I’m all about key commands. Sit.
Stay. Lie down. I’m all over those. They serve a mutually
beneficial purpose for both parties. Its those second tier
commands…roll over. Shake? Or even third tier stuff, like dance. I
will happily sit in front of you, I can see you perfectly when I’m
sitting directly in front of you. No chance of sudden moves. Stay? Oh
no problem. I’ll stay right here…in front of you. Like I said, no
chance of any sudden movement.
I’m contained in a table top design.
Four legs and supine spine. You have two legs and are all the
shiftier for it. I got kicked from behind by a 2-legged boy. I’m
what you call one of those small dogs that is often mistaken for an
American football. Small dog alerts apply to me during windy days.
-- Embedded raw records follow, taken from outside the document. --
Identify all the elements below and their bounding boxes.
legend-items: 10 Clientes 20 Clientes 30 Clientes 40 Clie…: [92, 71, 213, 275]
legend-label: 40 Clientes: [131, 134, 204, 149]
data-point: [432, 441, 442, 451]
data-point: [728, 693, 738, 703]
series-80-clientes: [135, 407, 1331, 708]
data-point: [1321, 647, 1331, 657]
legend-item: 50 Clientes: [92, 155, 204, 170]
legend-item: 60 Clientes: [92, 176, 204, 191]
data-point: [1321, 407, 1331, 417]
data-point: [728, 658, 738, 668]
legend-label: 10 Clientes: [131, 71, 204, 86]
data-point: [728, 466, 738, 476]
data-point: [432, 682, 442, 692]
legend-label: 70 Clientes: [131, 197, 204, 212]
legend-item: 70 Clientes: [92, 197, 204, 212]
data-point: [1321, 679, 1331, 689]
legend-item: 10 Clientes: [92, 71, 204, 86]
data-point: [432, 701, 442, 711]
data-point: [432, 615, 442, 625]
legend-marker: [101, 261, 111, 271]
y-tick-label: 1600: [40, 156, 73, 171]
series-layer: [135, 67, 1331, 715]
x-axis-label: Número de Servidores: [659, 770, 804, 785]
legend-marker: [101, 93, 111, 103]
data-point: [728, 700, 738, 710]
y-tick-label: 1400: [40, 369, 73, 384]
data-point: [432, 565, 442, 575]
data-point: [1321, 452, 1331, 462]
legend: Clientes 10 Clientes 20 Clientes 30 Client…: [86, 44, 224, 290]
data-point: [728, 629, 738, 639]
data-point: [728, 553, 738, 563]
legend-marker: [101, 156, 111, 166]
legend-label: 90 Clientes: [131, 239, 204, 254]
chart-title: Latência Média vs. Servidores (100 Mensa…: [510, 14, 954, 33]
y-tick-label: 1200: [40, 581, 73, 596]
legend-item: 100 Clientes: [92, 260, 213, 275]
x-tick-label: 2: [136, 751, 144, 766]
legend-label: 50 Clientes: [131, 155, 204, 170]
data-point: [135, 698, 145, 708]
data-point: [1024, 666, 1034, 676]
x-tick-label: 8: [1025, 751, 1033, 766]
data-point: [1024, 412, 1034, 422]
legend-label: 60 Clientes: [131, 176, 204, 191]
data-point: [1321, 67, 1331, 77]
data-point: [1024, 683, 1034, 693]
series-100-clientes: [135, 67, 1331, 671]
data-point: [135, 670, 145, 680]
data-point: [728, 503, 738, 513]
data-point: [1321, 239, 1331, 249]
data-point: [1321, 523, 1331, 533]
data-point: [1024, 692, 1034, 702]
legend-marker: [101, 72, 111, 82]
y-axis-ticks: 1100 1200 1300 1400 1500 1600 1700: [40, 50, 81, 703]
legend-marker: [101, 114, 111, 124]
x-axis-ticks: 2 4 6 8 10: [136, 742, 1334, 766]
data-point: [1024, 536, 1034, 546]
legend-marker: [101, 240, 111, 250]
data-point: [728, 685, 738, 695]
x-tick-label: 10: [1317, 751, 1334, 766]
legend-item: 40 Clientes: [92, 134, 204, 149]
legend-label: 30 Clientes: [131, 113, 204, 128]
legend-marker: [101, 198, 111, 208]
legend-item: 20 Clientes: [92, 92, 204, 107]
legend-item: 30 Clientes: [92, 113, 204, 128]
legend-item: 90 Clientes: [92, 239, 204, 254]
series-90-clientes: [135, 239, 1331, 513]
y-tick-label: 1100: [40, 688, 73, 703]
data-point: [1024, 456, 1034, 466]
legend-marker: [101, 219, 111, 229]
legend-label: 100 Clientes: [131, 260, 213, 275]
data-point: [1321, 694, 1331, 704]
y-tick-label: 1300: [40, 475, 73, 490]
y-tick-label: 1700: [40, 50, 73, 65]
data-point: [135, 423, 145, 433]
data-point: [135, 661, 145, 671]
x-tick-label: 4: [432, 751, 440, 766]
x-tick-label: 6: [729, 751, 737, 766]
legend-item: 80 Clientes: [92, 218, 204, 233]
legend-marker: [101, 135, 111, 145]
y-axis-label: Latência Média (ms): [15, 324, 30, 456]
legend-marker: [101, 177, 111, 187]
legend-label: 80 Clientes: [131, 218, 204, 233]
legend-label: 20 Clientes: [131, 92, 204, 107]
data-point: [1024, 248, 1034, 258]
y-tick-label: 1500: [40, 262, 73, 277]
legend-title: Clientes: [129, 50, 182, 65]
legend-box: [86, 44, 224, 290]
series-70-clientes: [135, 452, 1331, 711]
So yes, I’ll sit and stay and make sure you have no plans to rear
up behind me to catapult my ass anywhere.
I look you directly in the eye when we
key command. I’m looking for your heart. It usually doesn’t take
long, I’m looking you in the eye and there it is right there happy
to say hello. Then you smile. You pet me on the head and scratch my
neck, sitting and staying…in front of you. When we’re at that
point, I’m fairly certain you will not be planning a sudden move to
punt me through the house. Survived another round.
I lie down, too. On one condition, I
have to be on top of you. If you’re sitting, I hop up and splay
luxuriously across your lap, essentially I pin you down like a
stealthy Olympic wrestler. If you’re standing, I lie on your feet
like so many other stalwart peace warriors before me at their
oppressors’ feet. I lie down with honor and in deference for all
those small dogs that are, quite literally, the butt of 2-leggeds’
jokes.
Key commands serve a mutually
beneficial purpose, that’s why I’m eager to do them! Now…roll
over? Let me think about that…I will roll on my back, with my belly
and private parts exposed for as long as it takes me to roll to the
other side to my upright table top position. Are you kidding?
Reckless. Not going to happen.
I don’t even want to think of the
limitless potential for recklessness that ‘shaking hands’ and
‘dancing’ with 2 leggeds will expose me to.